I quite like the fact that they are all together but they're a bit late in my opinion. As of next year, all finals will be done in January to give people a change to resit in May if they fail which will allow people to start their jobs.

The other annoying thing that shadowing for my first choice deanery is well before i've even sat my finals so i'll have to arrange something separate nearer the time.

As for the F1 form, I didn't think it was that bad, it could have been a lot worse. I mean sure, its not the best system in the world but it worked pretty well for last years F1 applications and hopefully it will be ok this year. Saying that, the last time I thought something went well it actually went catastrophically so we'll have to wait and see.

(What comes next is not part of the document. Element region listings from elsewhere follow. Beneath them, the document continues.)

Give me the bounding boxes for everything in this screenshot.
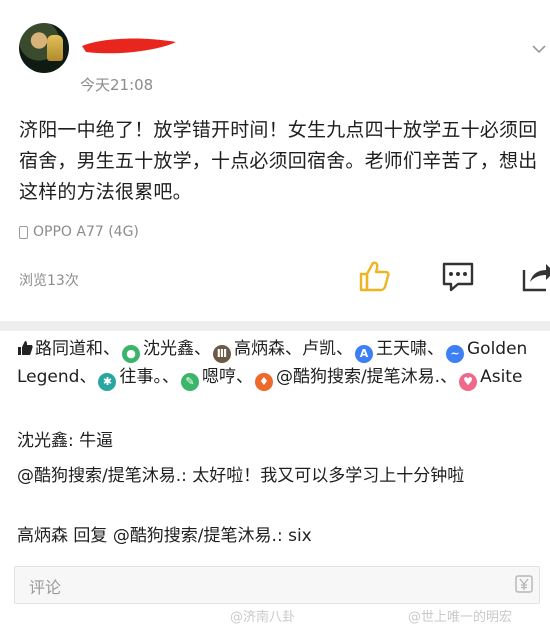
comment-separator: : bbox=[181, 466, 193, 486]
flame-badge-icon: ♦ bbox=[254, 373, 273, 391]
comment-author[interactable]: @酷狗搜索/提笔沐易. bbox=[17, 466, 181, 486]
post-text: 济阳一中绝了！放学错开时间！女生九点四十放学五十必须回宿舍，男生五十放学，十点必… bbox=[19, 119, 538, 203]
reply-label: 回复 bbox=[68, 526, 113, 546]
device-label: OPPO A77 (4G) bbox=[33, 224, 139, 240]
watermarks: @济南八卦 @世上唯一的明宏 bbox=[230, 604, 550, 630]
liker-name[interactable]: 沈光鑫 bbox=[143, 339, 194, 359]
comment-item: 高炳森 回复 @酷狗搜索/提笔沐易.: six bbox=[17, 522, 537, 550]
section-divider bbox=[0, 321, 550, 331]
comment-text: 牛逼 bbox=[79, 431, 114, 451]
comment-input[interactable]: 评论 bbox=[14, 566, 540, 604]
avatar[interactable] bbox=[19, 23, 69, 73]
comment-text: : six bbox=[276, 526, 312, 546]
comment-author[interactable]: 高炳森 bbox=[17, 526, 68, 546]
chevron-down-icon[interactable] bbox=[530, 40, 548, 58]
liker-name[interactable]: 往事。 bbox=[119, 367, 162, 387]
separator: 、 bbox=[79, 367, 97, 387]
liker-name[interactable]: 王天啸 bbox=[376, 339, 427, 359]
liker-name[interactable]: 嗯哼 bbox=[202, 367, 236, 387]
share-button[interactable] bbox=[520, 258, 550, 294]
comment-button[interactable] bbox=[440, 258, 476, 294]
comment-separator: : bbox=[68, 431, 80, 451]
comment-text: 太好啦！我又可以多学习上十分钟啦 bbox=[192, 466, 465, 486]
comment-placeholder: 评论 bbox=[29, 578, 62, 597]
comment-item: @酷狗搜索/提笔沐易.: 太好啦！我又可以多学习上十分钟啦 bbox=[17, 462, 537, 490]
device-source: OPPO A77 (4G) bbox=[19, 224, 139, 240]
username-redaction bbox=[82, 38, 176, 54]
comment-author[interactable]: 沈光鑫 bbox=[17, 431, 68, 451]
liker-name[interactable]: Asite bbox=[480, 367, 522, 387]
comment-item: 沈光鑫: 牛逼 bbox=[17, 427, 537, 455]
trophy-icon bbox=[47, 35, 63, 61]
phone-icon bbox=[19, 225, 28, 239]
post-timestamp: 今天21:08 bbox=[80, 76, 154, 94]
view-count: 浏览13次 bbox=[19, 273, 79, 289]
separator: 、 bbox=[427, 339, 444, 359]
reply-target[interactable]: @酷狗搜索/提笔沐易. bbox=[113, 526, 277, 546]
separator: 、 bbox=[440, 367, 458, 387]
separator: 、 bbox=[336, 339, 353, 359]
level-badge-icon: Ⅲ bbox=[213, 345, 231, 363]
watermark: @济南八卦 bbox=[230, 610, 296, 625]
thumbs-up-icon bbox=[18, 341, 33, 355]
liker-name[interactable]: 卢凯 bbox=[302, 339, 336, 359]
watermark: @世上唯一的明宏 bbox=[408, 610, 513, 625]
radiation-badge-icon: ✱ bbox=[98, 373, 117, 391]
separator: 、 bbox=[235, 367, 253, 387]
weibo-post-screenshot: 今天21:08 济阳一中绝了！放学错开时间！女生九点四十放学五十必须回宿舍，男生… bbox=[0, 0, 550, 632]
separator: 、 bbox=[161, 367, 179, 387]
separator: 、 bbox=[194, 339, 211, 359]
currency-icon[interactable] bbox=[515, 575, 533, 593]
letter-a-badge-icon: A bbox=[355, 345, 373, 363]
like-button[interactable] bbox=[357, 258, 393, 294]
liker-name[interactable]: @酷狗搜索/提笔沐易. bbox=[276, 367, 440, 387]
separator: 、 bbox=[285, 339, 302, 359]
leaf-badge-icon: ✎ bbox=[180, 373, 199, 391]
liker-name[interactable]: 高炳森 bbox=[234, 339, 285, 359]
liker-name[interactable]: 路同道和 bbox=[35, 339, 103, 359]
cloud-badge-icon: ~ bbox=[446, 345, 464, 363]
separator: 、 bbox=[103, 339, 120, 359]
likes-list: 路同道和、 ● 沈光鑫、 Ⅲ 高炳森、卢凯、 A 王天啸、 ~ Golden Legend、 ✱ 往… bbox=[17, 335, 547, 391]
leaf-badge-icon: ● bbox=[122, 345, 140, 363]
heart-badge-icon: ♥ bbox=[459, 373, 478, 391]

There are laods of rumours flying about and quite frankly i'm sick of them. If there is one thing i've learnt in the last 4 years its not to trust a medical student spreading rumours. One girl yesterday told me that there were 5000 F1 applications for the NW deanery, if thats the case i'll eat my shoe. Which deanery did you apply for?

Elaine said...

Umm I see three difficulties here, one being the lack of power/generators in many remote areas, the second being that many children (and their families) cannot afford to get to school, never mind have a laptop, thirdly surely clean water and adequate food come first, along with health - look at the incidence of Aids in the African continent.

These points are probably not in order of importance, but are just my immediate response.

Anonymous said...

You pretty much covered my thoughts on this, in that it could be a complete waste of money even at $100 (if they get there). For those developing countries to waste so much on something they don't need would be another ethical tragedy.

So yeah, don't run before you can walk, or a similar metaphor.

Ms-Ellisa said...

I agree with you, emphasising on the fact that the money spent on OLPC should not by any chance be taken from the other educational/medical help budgets...

Other than that, I believe that it's the children of these countries who are more capable of accepting a change as fast internet connections for everyone and stuff.

As for the potential abuse, it is no more different than that of the Western countries...

PhD scientist said...

Re OLPC, agree that development of local (in villages or small towns, not in country) abiilty to repair them will be absolutely critical. Will that work with integrated circuit electronics.. tricky.

Theft, sadly, will be another tough one.

Re finals exams, I would argue they should all be in one week - essentially it is (supposedly) a multi-part snapshot of whether you are ready enough to be let loose on the patients as an FY1 doc. There shouldn't be time to "swot one bit".